It's all change at the top for lead skills agencies

20th January 2012 at 00:00
SFA and NAS heads announce resignations on the same day

The chief executives of the Skills Funding Agency (SFA) and the National Apprenticeship Service (NAS) simultaneously announced on Tuesday that they were to stand down.

The SFA head, Geoff Russell, is taking retirement for the second time at the age of 53, while NAS chief executive Simon Waugh has decided to spend more time with his family after his contract expires next month.

Mr Russell, a retired executive from international financial services provider KPMG, joined the public sector to stabilise the troubled Learning and Skills Council before becoming the successor agency's first chief executive. According to the Department for Business, Innovation and Skills (BIS), he told officials in August last year that he intended to stand down. The department said that he had agreed to stay in post for 12 months to complete the restructuring, allow time to find a successor and hand over.

But that account of the delay is puzzling: nearly six months after his decision, there has been no progress towards finding a replacement, the department admitted. "It would not have been appropriate to advertise for his job before he had announced he was leaving," a spokeswoman said.

The announcement comes as the status of the SFA faces major change - it will move from having its own statutory powers to deriving all of its authority from ministers.

TES understands that the issue of the agency's independence has been a central one for Mr Russell and almost derailed his appointment in 2009; legal advice was taken to establish the scope of the chief executive's authority.

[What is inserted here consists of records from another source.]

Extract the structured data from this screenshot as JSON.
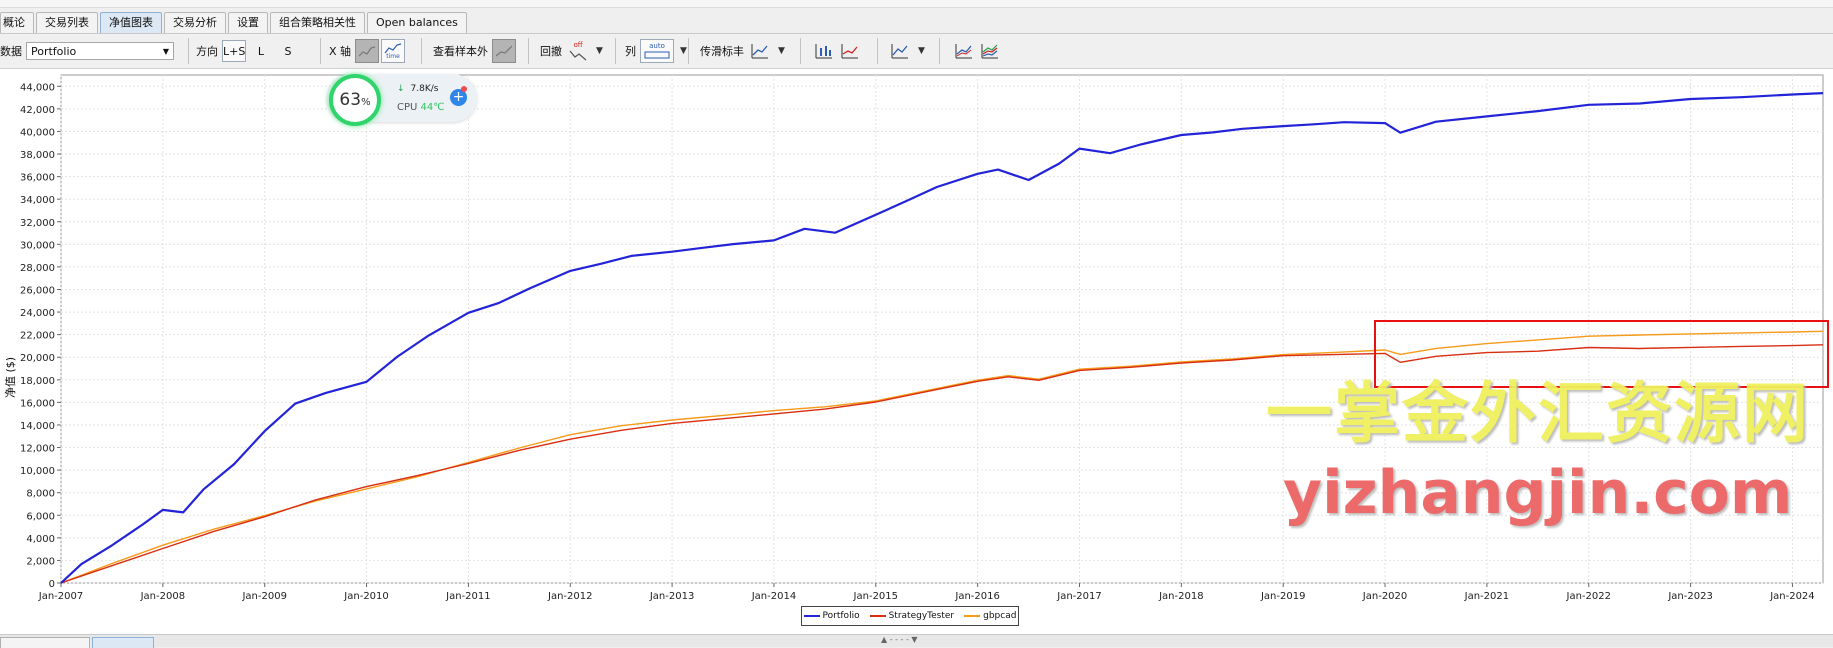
{
  "tabs": [
    "概论",
    "交易列表",
    "净值图表",
    "交易分析",
    "设置",
    "组合策略相关性",
    "Open balances"
  ],
  "active_tab": 2,
  "toolbar": {
    "data_label": "数据",
    "data_value": "Portfolio",
    "direction_label": "方向",
    "direction_options": [
      "L+S",
      "L",
      "S"
    ],
    "xaxis_label": "X 轴",
    "xaxis_time_label": "time",
    "oos_label": "查看样本外",
    "drawdown_label": "回撤",
    "drawdown_state": "off",
    "col_label": "列",
    "col_value": "auto",
    "stdev_label": "传滑标丰"
  },
  "chart_data": {
    "type": "line",
    "ylabel": "净值 ($)",
    "ylim": [
      0,
      45000
    ],
    "yticks": [
      "0",
      "2,000",
      "4,000",
      "6,000",
      "8,000",
      "10,000",
      "12,000",
      "14,000",
      "16,000",
      "18,000",
      "20,000",
      "22,000",
      "24,000",
      "26,000",
      "28,000",
      "30,000",
      "32,000",
      "34,000",
      "36,000",
      "38,000",
      "40,000",
      "42,000",
      "44,000"
    ],
    "xticks": [
      "Jan-2007",
      "Jan-2008",
      "Jan-2009",
      "Jan-2010",
      "Jan-2011",
      "Jan-2012",
      "Jan-2013",
      "Jan-2014",
      "Jan-2015",
      "Jan-2016",
      "Jan-2017",
      "Jan-2018",
      "Jan-2019",
      "Jan-2020",
      "Jan-2021",
      "Jan-2022",
      "Jan-2023",
      "Jan-2024"
    ],
    "xlim": [
      2007.0,
      2024.3
    ],
    "grid": true,
    "legend_position": "bottom-center",
    "series": [
      {
        "name": "Portfolio",
        "color": "#2323d8",
        "x": [
          2007.0,
          2007.2,
          2007.5,
          2007.8,
          2008.0,
          2008.2,
          2008.4,
          2008.7,
          2009.0,
          2009.3,
          2009.6,
          2010.0,
          2010.3,
          2010.6,
          2011.0,
          2011.3,
          2011.6,
          2012.0,
          2012.3,
          2012.6,
          2013.0,
          2013.3,
          2013.6,
          2014.0,
          2014.3,
          2014.6,
          2015.0,
          2015.3,
          2015.6,
          2016.0,
          2016.2,
          2016.5,
          2016.8,
          2017.0,
          2017.3,
          2017.6,
          2018.0,
          2018.3,
          2018.6,
          2019.0,
          2019.3,
          2019.6,
          2020.0,
          2020.15,
          2020.5,
          2021.0,
          2021.5,
          2022.0,
          2022.5,
          2023.0,
          2023.5,
          2024.0,
          2024.3
        ],
        "y": [
          0,
          1600,
          3200,
          5000,
          6300,
          6100,
          8200,
          10500,
          13500,
          16000,
          17000,
          18000,
          20200,
          22000,
          24000,
          24800,
          26000,
          27500,
          28100,
          28800,
          29200,
          29600,
          30000,
          30400,
          31500,
          31200,
          32800,
          34000,
          35200,
          36300,
          36600,
          35600,
          37000,
          38300,
          37900,
          38700,
          39600,
          39900,
          40300,
          40600,
          40800,
          41000,
          40900,
          40000,
          40900,
          41300,
          41700,
          42200,
          42300,
          42700,
          42900,
          43200,
          43400
        ]
      },
      {
        "name": "StrategyTester",
        "color": "#d82e12",
        "x": [
          2007.0,
          2007.5,
          2008.0,
          2008.5,
          2009.0,
          2009.5,
          2010.0,
          2010.5,
          2011.0,
          2011.5,
          2012.0,
          2012.5,
          2013.0,
          2013.5,
          2014.0,
          2014.5,
          2015.0,
          2015.5,
          2016.0,
          2016.3,
          2016.6,
          2017.0,
          2017.5,
          2018.0,
          2018.5,
          2019.0,
          2019.5,
          2020.0,
          2020.15,
          2020.5,
          2021.0,
          2021.5,
          2022.0,
          2022.5,
          2023.0,
          2023.5,
          2024.0,
          2024.3
        ],
        "y": [
          0,
          1500,
          3000,
          4500,
          5800,
          7300,
          8500,
          9500,
          10600,
          11800,
          12800,
          13600,
          14200,
          14600,
          15000,
          15400,
          16000,
          16900,
          17800,
          18200,
          17900,
          18800,
          19100,
          19500,
          19800,
          20200,
          20300,
          20400,
          19600,
          20100,
          20400,
          20500,
          20800,
          20700,
          20800,
          20900,
          21000,
          21100
        ]
      },
      {
        "name": "gbpcad",
        "color": "#f59a1a",
        "x": [
          2007.0,
          2007.5,
          2008.0,
          2008.5,
          2009.0,
          2009.5,
          2010.0,
          2010.5,
          2011.0,
          2011.5,
          2012.0,
          2012.5,
          2013.0,
          2013.5,
          2014.0,
          2014.5,
          2015.0,
          2015.5,
          2016.0,
          2016.3,
          2016.6,
          2017.0,
          2017.5,
          2018.0,
          2018.5,
          2019.0,
          2019.5,
          2020.0,
          2020.15,
          2020.5,
          2021.0,
          2021.5,
          2022.0,
          2022.5,
          2023.0,
          2023.5,
          2024.0,
          2024.3
        ],
        "y": [
          0,
          1700,
          3300,
          4700,
          5900,
          7200,
          8300,
          9400,
          10700,
          12000,
          13200,
          14000,
          14500,
          14900,
          15300,
          15600,
          16100,
          17000,
          17900,
          18300,
          18000,
          18900,
          19200,
          19600,
          19900,
          20300,
          20500,
          20700,
          20300,
          20800,
          21200,
          21500,
          21800,
          21900,
          22000,
          22100,
          22200,
          22300
        ]
      }
    ]
  },
  "overlay": {
    "cpu_percent": "63",
    "cpu_percent_unit": "%",
    "net_speed": "7.8K/s",
    "cpu_label": "CPU",
    "cpu_temp": "44℃"
  },
  "watermark": {
    "line1": "一掌金外汇资源网",
    "line2": "yizhangjin.com"
  }
}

Mr Russell said that he had not intended to have a long-term role in the FE and skills sector after he was appointed to steer the Learning and Skills Council through its final months in the wake of the capital funding crisis. "But I have found working with the sector and agency colleagues very rewarding and have relished the task of establishing the organisation over my three years in the post," he added. "It has also been a pleasure to work under a minister whose passion is to further education and skills."

Skills minister John Hayes returned the praise for Mr Russell's three years in charge of FE funding. "Geoff has overseen the creation of the SFA and has shaped it into an organisation that is playing a key role in promoting and funding FE and giving young people and adults the skills they need to find well-paid and rewarding employment," he said.

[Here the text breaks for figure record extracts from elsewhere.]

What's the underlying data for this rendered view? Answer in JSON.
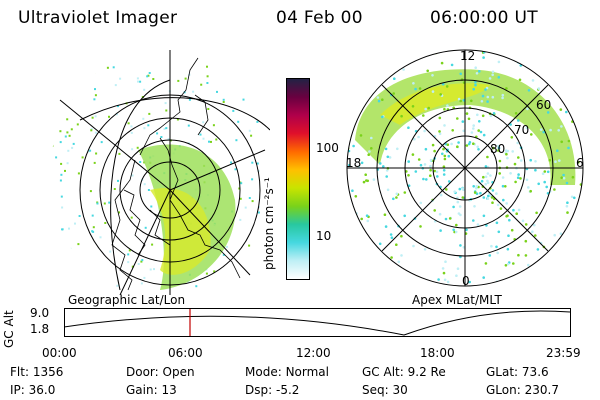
{
  "header": {
    "instrument": "Ultraviolet Imager",
    "date": "04 Feb 00",
    "time": "06:00:00 UT"
  },
  "colorbar": {
    "unit_label": "photon cm⁻²s⁻¹",
    "ticks": [
      "100",
      "10"
    ],
    "colors": [
      "#222244",
      "#6a0040",
      "#b0004a",
      "#e0102a",
      "#ff6a00",
      "#ffc000",
      "#c8e400",
      "#7ad21a",
      "#28c8a0",
      "#46d8e0",
      "#bfeff5",
      "#ffffff"
    ]
  },
  "left_panel": {
    "caption": "Geographic Lat/Lon"
  },
  "right_panel": {
    "caption": "Apex  MLat/MLT",
    "mlt_labels": {
      "top": "12",
      "bottom": "0",
      "left": "18",
      "right": "6"
    },
    "lat_labels": [
      "60",
      "70",
      "80"
    ]
  },
  "timeline": {
    "ylabel": "GC Alt",
    "y_ticks": [
      "9.0",
      "1.8"
    ],
    "x_ticks": [
      "00:00",
      "06:00",
      "12:00",
      "18:00",
      "23:59"
    ],
    "current_time": "06:00"
  },
  "footer": {
    "row1": [
      {
        "label": "Flt:",
        "value": "1356"
      },
      {
        "label": "Door:",
        "value": "Open"
      },
      {
        "label": "Mode:",
        "value": "Normal"
      },
      {
        "label": "GC Alt:",
        "value": "9.2 Re"
      },
      {
        "label": "GLat:",
        "value": "73.6"
      }
    ],
    "row2": [
      {
        "label": "IP:",
        "value": "36.0"
      },
      {
        "label": "Gain:",
        "value": "13"
      },
      {
        "label": "Dsp:",
        "value": "-5.2"
      },
      {
        "label": "Seq:",
        "value": "30"
      },
      {
        "label": "GLon:",
        "value": "230.7"
      }
    ]
  },
  "accent_colors": {
    "marker": "#c00000",
    "aurora_green": "#7ad21a",
    "aurora_cyan": "#46d8e0"
  }
}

The change in the agency's status will put Mr Hayes under more pressure, as any controversial funding decisions will be made more directly under his authority. In the words of former minister for skills John Denham, who presided over the capital crisis, arm's-length bodies are meant to "protect ministers from the political flak when things go wrong" - although he added that the theory "does not appear to work as well as some of us might have liked".

Mr Hayes also paid tribute to Simon Waugh, who has been working on a three-year contract at the NAS since February 2009, for overseeing the rapid expansion of apprenticeships, an increase of 50 per cent in one year to 440,000 starts. But the expansion of the NAS also drew criticism over the use of apprenticeship funds for low-quality training, with BIS coming under pressure from the Treasury.

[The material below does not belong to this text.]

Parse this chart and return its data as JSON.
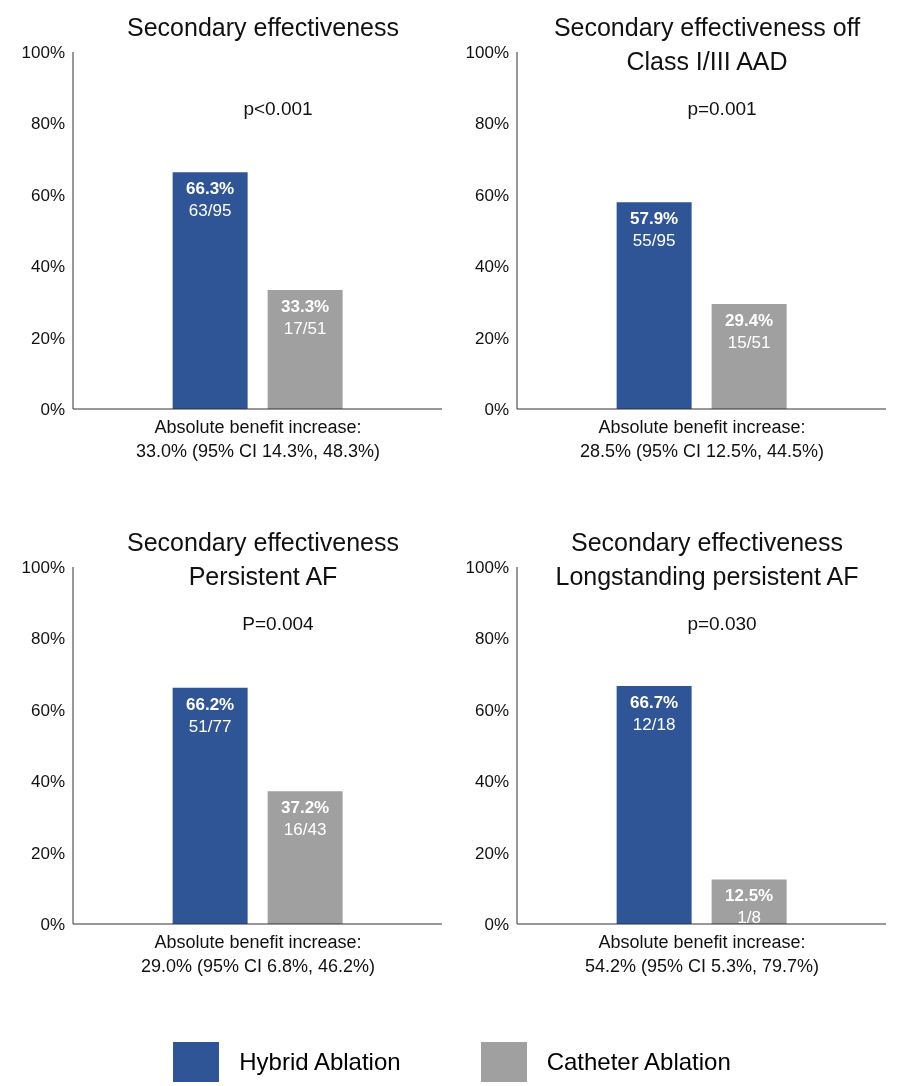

"I have achieved all that I set out to do when I joined the NAS," Mr Waugh said. "After the considerable success of the past three years, I believe that this is a good time to move on. It was a very difficult 2011 for my family and I look forward to working part time and spending more time with them."

BIS said that chief operating officer David Way would lead the NAS until a successor was appointed.


- He joined American Express after leaving school and was appointed sales and marketing director for the UK 10 years later.

- In 1990, he was appointed commercial director of Lloyds TSB Insurance Services, then promoted to deputy managing director.

- He became managing director of SAGA Services in 1993.

- He worked for Centrica for seven years from 1997, mainly as group sales and marketing director.

- In 2005, he joined AWD Chase de Vere, first as UK chief executive, then as non-executive chairman.

- He was appointed chief executive of the National Apprenticeship Service in 2009.


- He began working for KPMG in Canada in 1982, moving to the UK six years later.

- He was appointed a partner in 1994, rising to the position of head of practice development at KPMG International.

- In 2005, he was seconded to the Treasury, with responsibility for financial management across Whitehall.

- He was appointed chief executive of the Learning and Skills Council in March 2009.

- He became the Skills Funding Agency's first chief executive in December 2009.